Paul Klauder: Yes. I would just add on the advisor side, we haven’t seen really a big position of cash. We’ve seen a little bit of spike in cash balances. That’s kind of normal when you see this level of volatility, but there has been kind of no movement around, away from the strategic portfolio, someone has some excess cash, they might be holding it in a money market fund. We offer very competitive yields there. On our flows, we’ve had very strong growth on the AUA side, the custody platform, very strong growth on the SMA, the ETF, the strategist program and we’ve seen a little bit of continued outflow of the SEI higher fee funds. And we knew that. So, that’s part of our business strategy is to kind of sell through that in this environment.
We just also had a conference of 270 advisors a few weeks ago, unbelievable commentary and receptivity, especially around our applications and our investor portal, our dashboards and our mobile app that we rolled out. So, we are getting really, really good feedback. And we think that that puts us in a well position for growth as we move forward into the fourth quarter.
Operator: We’ll go over to Mike Brown with KBW.

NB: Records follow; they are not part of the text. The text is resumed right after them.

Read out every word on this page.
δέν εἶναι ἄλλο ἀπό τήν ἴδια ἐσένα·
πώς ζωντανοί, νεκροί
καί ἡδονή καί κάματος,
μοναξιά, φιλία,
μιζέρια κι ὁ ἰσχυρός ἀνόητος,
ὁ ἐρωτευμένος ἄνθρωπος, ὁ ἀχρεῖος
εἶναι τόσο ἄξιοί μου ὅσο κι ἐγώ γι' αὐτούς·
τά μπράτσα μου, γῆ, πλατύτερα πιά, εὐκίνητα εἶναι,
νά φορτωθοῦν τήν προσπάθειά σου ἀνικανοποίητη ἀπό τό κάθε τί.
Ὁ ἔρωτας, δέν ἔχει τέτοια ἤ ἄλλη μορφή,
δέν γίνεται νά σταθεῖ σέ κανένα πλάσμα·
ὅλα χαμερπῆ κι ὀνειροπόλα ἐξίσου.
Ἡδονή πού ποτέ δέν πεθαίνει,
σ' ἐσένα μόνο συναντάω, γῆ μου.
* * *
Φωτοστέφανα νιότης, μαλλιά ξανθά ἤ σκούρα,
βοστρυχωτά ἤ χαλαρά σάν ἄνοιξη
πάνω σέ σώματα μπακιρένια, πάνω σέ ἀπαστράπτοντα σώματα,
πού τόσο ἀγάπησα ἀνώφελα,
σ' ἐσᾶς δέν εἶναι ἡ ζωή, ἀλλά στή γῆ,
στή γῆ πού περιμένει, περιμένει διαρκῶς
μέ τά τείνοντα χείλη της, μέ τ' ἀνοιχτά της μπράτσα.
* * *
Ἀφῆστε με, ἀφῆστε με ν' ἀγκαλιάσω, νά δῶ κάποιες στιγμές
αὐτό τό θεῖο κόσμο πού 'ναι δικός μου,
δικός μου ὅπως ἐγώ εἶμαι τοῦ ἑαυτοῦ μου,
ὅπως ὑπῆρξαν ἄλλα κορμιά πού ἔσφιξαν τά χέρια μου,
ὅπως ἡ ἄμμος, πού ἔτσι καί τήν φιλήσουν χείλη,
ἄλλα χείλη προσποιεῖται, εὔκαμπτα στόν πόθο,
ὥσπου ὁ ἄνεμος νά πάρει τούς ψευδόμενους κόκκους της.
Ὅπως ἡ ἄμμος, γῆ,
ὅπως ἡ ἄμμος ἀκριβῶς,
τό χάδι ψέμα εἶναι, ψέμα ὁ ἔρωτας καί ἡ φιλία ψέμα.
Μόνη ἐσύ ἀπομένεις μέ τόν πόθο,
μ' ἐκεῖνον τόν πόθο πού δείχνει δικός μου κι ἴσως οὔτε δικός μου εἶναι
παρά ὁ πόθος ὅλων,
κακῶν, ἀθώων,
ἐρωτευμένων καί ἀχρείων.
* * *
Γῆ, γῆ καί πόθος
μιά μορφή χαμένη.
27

Mike Brown: I wanted to start with just maybe a follow-up comment on the margin. It looks like year-to-date, you’re running just below 23%, and that’s just kind of below your historical mid- to high-20% range. So I know that you guys really focus on R&D spending and you’re kind of managing for the longer term here. But, if I have to think about an environment that could get even more challenging from here, like where does your margin really kind of bottom out? And what are the levers at your disposal here to protect the margin? And of course, I appreciate that there was some rightsizing actions in the quarter, so you’re not standing by idly, but just trying to think through what’s at your disposal if things stay or get worse from here.
Dennis McGonigle: Sure. So, I guess, what I can use is, first use of historical reference, the last time we’ve been through that type of a difficult market cycle. And during that market cycle, our highest margin business at that time was probably close between the Advisor business and Institutional business. The Advisor business — this is without SEI taking any drastic measures in terms of headcount or cost reductions, but really running the business as is. That business, the margin has bottomed out. It went from about high-40s to high-20s. The Institutional business went from similarly high-40s and bottomed out around maybe high-30s, 40% margin. So, the asset management — more direct asset management businesses, the margins held up really well, obviously compressed, but we spoke to our operating model, our business model and our capabilities there.
On the banking side and on the IMS side, which are more operational businesses, the pricing is a little bit less impacted. We do get some variability because of markets, it’s hard to run away from those types of extreme markets. But in IMS, for example, the mix of business is very diverse. So, it’s not as directly correlated to market activity. So there, there was some margin compression, but it wasn’t a severe plus with breakpoint pricing, the first assets you would lose in down markets or the lower-price assets relative to most client contracts. So, there’s a little bit of buffer in that. And banking, similar, we have revenue streams that are not tied to assets or more account-based or transaction or activity-based. In times of market stress, those things tend to — not necessarily new account numbers, but activity goes up.